QUESTION: To what extent does the lack of a medial caesura affect out judgment of grouping structure in Hepokoski and Darcy’s so-called continuous exposition?

SOME PRELIMINARY QUESTIONS: Do we actually perceive these as continuous units that lack the clear delineation of a subordinate theme, or are form-functional considerations enough for us to group this music into distinct units (i.e., a transition that is separate from a subordinate theme)? How do similarity relationships factor in? E.g., Are we more likely to identify a subordinate theme if is it begins with a presentation phrase, which by definition contains the immediate repetition of a unit and would thus encourage us to group the two together (see Drake 2003 & references)?

3 thoughts on “Perceiving the so-called continuous exposition

  1. What are the methods you plan using to explore these questions? It seems that you could consider some kind of experimental design, which you might or might not implement during the course of the semester. If you don,t wish to go that way, I think the previous idea might be a better project to investigate (e.g., as a question-motivated literature review). Let’s meet soon and talk about it.

    • One method would be to play subjects a series of excerpts and ask them to click upon hearing a point of formal segmentation. (I’m not yet sure how I’d word this: “group,” “formal section,” “section,” “part,” etc.)

      I’m not opposed to doing an experiment, so long as it’s feasible, but if you think my previous idea is somehow better, then I’d be inclined to research it further. But yes, we can meet to talk about this.

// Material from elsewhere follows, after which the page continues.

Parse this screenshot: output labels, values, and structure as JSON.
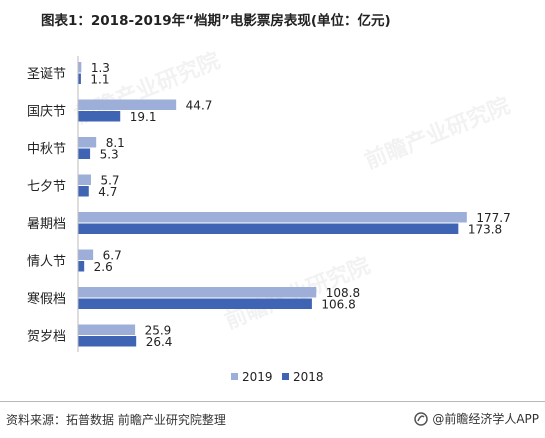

      • The two topics are close enough, i.e., they both deal with some aspect of form perception and the concept of formal function, that you could consider doing a preliminary lit review (background research) to see what research has been done so far. I think it will be very productive for you to see what kinds of studies (with real music) have been done so far, and how your music theory and analysis training would inform a program of research. You might want to start with some research on segmentation and filter your results based on the kind of stimuli used as well as keywords closely-related to the concept of formal function. The bibliography of the Vallières piece will also be a good point of departure. Let’s meet when you’ve found at least three relevant sources.